Last year, Ai rocked the world by being able to produce artificial images that were, by the standards of those days, incredibly realistic. That is of course provided we weren’t too fussed about how many fingers there were on each persons hand, or the reality of other details in the image! Then the later release that year of image generator Flux1.0 certainly raised the quality bar to new heights.
This year, the rate of change and improvements has been equally dramatic.
I spoke recently at the club about the challenge of coherence I’d experienced when making ‘More Tea Vicar’ back in the early months of 2025. Trying to retain image coherence was almost impossible.
Perhaps no surprise then that the biggest shift in Ai this year is coherence. Those early Ai tools could generate some accurate single shots, but keeping characters, faces, and styles consistent across a whole sequence was almost impossible.
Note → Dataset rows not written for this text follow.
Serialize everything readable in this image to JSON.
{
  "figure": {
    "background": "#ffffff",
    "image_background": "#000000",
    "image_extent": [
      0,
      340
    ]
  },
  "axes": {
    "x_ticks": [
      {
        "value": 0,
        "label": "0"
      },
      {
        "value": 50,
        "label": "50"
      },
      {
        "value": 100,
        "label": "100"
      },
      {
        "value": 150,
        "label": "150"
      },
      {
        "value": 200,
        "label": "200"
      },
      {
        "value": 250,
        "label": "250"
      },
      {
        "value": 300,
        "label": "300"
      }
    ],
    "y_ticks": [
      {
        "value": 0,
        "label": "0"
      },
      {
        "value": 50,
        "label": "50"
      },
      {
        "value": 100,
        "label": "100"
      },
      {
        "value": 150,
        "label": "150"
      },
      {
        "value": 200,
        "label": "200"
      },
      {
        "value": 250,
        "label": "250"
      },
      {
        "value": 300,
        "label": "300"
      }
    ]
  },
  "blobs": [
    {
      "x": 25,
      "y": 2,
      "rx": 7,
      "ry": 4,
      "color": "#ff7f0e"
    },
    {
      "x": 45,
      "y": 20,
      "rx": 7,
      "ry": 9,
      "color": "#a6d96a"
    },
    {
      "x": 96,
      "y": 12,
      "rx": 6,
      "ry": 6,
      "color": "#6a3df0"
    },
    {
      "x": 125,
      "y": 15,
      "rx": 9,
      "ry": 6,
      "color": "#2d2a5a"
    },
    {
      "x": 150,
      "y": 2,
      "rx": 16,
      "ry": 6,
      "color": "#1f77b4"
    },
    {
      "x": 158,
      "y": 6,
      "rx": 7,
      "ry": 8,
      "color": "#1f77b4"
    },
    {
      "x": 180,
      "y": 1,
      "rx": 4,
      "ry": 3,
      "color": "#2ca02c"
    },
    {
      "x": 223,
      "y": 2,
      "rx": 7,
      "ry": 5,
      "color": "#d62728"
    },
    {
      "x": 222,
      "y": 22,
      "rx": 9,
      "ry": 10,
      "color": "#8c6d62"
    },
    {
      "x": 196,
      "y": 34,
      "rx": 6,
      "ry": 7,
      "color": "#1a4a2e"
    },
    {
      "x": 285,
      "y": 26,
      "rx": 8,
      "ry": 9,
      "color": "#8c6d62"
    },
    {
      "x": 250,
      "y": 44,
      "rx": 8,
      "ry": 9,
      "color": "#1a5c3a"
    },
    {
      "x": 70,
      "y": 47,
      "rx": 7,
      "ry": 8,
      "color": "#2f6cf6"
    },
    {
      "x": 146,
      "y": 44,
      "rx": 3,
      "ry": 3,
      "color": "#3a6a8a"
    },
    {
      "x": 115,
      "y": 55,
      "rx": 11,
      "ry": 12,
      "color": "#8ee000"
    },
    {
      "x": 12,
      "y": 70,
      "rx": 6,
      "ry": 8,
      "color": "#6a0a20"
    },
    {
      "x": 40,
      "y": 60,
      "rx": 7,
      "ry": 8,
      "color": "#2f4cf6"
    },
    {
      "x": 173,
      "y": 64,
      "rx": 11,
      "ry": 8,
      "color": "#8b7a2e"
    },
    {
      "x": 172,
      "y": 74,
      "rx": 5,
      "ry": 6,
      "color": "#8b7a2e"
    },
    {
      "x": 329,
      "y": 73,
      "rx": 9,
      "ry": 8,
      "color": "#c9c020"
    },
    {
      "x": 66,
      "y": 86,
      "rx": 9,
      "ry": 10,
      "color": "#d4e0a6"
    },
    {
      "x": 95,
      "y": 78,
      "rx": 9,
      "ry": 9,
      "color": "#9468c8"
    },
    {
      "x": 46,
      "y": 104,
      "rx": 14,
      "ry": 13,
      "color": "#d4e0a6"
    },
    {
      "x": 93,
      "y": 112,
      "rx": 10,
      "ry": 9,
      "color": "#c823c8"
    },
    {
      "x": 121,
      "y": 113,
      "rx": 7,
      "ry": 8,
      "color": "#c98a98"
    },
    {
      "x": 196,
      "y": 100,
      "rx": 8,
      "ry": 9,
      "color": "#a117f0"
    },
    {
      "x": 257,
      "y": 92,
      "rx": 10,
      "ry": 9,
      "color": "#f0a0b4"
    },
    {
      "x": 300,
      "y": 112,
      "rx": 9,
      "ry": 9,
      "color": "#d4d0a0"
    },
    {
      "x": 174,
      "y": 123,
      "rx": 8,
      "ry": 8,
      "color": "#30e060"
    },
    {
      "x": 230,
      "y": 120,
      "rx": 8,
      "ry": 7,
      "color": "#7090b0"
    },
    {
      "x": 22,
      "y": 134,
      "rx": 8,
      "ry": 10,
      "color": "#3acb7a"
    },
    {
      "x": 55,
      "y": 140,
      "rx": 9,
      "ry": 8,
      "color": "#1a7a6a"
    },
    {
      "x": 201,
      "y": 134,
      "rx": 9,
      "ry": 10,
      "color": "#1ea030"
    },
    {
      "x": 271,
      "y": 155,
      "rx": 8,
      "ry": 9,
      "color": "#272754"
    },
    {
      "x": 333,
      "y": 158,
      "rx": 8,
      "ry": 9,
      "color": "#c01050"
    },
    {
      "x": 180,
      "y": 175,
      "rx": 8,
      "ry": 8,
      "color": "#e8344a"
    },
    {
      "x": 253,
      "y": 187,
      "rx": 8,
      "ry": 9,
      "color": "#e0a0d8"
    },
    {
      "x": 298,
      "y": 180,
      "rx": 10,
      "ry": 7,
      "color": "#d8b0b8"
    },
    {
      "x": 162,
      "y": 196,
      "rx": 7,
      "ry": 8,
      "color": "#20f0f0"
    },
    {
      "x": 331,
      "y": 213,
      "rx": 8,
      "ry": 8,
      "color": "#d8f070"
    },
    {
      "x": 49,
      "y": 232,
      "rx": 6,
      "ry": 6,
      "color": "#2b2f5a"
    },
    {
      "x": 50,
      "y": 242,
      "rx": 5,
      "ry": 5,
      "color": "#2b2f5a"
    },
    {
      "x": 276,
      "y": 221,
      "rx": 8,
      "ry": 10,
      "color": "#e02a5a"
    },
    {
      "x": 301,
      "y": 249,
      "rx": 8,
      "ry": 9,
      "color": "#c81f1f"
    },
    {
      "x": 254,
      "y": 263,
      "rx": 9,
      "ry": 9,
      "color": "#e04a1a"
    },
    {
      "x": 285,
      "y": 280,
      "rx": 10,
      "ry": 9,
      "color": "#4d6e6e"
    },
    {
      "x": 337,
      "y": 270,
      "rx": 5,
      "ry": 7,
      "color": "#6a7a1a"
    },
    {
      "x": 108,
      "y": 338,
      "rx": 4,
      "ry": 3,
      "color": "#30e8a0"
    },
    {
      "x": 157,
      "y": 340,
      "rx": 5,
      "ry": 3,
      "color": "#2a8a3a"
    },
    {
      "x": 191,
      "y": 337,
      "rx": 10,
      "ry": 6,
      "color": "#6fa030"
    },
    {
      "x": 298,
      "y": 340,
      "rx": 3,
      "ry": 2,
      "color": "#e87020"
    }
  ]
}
That’s changing. New generation models are now producing multi-shot clips where the same character carries through different angles and expressions, edging us ever closer to real film making. These images were generated using Dall.e 3 and Flux Context
The big question now isn’t “Can Ai make videos?” – it’s “How are we actually going to use it?”
Will video clubs lean on Ai for scriptwriting, storyboarding, filler shots, whole scenes, music, dialogue… or maybe something else entirely?
The technology is already here – the real challenge is deciding how we want to use it. And that means taking the time to separate the truly useful from the “not so good.”